SparkSQL inherits every operation from the base SQL dialect. All predicates, conjunctions, transforms, ordering, LIMIT/OFFSET, and CASE WHEN work identically — only the column quoting differs.

Predicate Examples

// Comparison
F.gt[SparkSQL, Column, Int](F.col("age"), F.lit(18)).value
// res2: String = "`age` > 18"

// Pattern matching
F.like[SparkSQL, Column, String](F.col("name"), F.lit("%John%")).value
// res3: String = "`name` LIKE %John%"

// Set membership
F.in[SparkSQL, Column, Seq[String]](
F.col("status"), F.array[SparkSQL, String]("active", "pending")
).value
// res4: String = "`status` IN (active, pending)"

// Null checks
F.isNull[SparkSQL, Column](F.col("partition_date")).value
// res5: String = "`partition_date` IS NULL"

// Range
F.between[SparkSQL, Column, (Int, Int)](
F.col("score"), F.range[SparkSQL, Int](70, 100)
).value
// res6: String = "`score` BETWEEN 70 AND 100"

Practical Examples

DataFrame filter expression

criteria4s generates the filter string, which you then pass to Spark's string-based filter API:

val sparkFilter = F.col[SparkSQL]("age")
.geq(F.lit[SparkSQL, Int](18))
.and(F.col[SparkSQL]("country") === F.lit[SparkSQL, String]("US"))
// sparkFilter: Criteria[SparkSQL] = (`age` >= 18) AND (`country` = US)

sparkFilter.value
// res7: String = "(`age` >= 18) AND (`country` = US)"
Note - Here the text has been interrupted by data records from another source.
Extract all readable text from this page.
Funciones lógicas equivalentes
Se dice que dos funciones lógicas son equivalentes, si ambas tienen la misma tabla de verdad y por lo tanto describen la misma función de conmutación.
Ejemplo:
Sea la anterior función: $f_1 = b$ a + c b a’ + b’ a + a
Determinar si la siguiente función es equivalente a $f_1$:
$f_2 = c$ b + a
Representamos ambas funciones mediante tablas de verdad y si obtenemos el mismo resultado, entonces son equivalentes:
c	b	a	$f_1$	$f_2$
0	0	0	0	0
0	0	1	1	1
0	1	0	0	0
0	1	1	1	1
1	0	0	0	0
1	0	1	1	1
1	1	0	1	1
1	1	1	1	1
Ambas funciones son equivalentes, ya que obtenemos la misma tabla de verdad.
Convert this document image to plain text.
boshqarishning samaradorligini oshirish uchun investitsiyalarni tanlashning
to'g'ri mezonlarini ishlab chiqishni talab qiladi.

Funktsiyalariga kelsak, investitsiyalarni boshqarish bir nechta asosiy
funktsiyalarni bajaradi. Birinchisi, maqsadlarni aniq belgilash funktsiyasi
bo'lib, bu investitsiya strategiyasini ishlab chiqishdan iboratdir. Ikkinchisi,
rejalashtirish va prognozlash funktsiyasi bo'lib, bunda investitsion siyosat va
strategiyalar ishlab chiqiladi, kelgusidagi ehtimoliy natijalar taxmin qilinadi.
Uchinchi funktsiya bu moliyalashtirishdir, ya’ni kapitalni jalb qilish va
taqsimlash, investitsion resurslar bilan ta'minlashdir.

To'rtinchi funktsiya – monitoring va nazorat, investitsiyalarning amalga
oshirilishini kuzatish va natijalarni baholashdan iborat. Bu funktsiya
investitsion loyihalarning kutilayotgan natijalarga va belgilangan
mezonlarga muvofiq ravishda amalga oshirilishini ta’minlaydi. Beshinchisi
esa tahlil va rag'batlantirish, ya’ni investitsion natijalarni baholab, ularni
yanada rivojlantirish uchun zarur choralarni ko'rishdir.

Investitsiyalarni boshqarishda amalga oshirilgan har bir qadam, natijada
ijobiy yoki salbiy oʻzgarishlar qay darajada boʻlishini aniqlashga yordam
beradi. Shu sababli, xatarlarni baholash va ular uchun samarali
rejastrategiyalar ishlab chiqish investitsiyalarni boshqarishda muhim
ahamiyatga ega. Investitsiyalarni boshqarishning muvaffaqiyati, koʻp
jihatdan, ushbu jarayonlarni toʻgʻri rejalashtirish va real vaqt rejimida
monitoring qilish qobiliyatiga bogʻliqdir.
In your Spark 2.13 project, you would use it like this:

// In your Spark 2.13 project:
val filterStr: String = sparkFilter.value
df.where(filterStr)

ETL partition filter

val partitionFilter = F.col[SparkSQL]("partition_date")
.between(F.range[SparkSQL, String]("2025-01-01", "2025-03-31"))
.and(F.col[SparkSQL]("region").in(F.array[SparkSQL, String]("us-east-1", "eu-west-1")))
// partitionFilter: Criteria[SparkSQL] = (`partition_date` BETWEEN 2025-01-01 AND 2025-03-31) AND (`region` IN (us-east-1, eu-west-1))

partitionFilter.value
// res8: String = "(`partition_date` BETWEEN 2025-01-01 AND 2025-03-31) AND (`region` IN (us-east-1, eu-west-1))"

Data quality check

val qualityCheck = F.col[SparkSQL]("email").isNotNull
.and(F.col[SparkSQL]("email").like(F.lit[SparkSQL, String]("%@%")))
.and(F.col[SparkSQL]("age") :> F.lit[SparkSQL, Int](0))
// qualityCheck: Criteria[SparkSQL] = ((`email` IS NOT NULL) AND (`email` LIKE %@%)) AND (`age` > 0)

qualityCheck.value
// res9: String = "((`email` IS NOT NULL) AND (`email` LIKE %@%)) AND (`age` > 0)"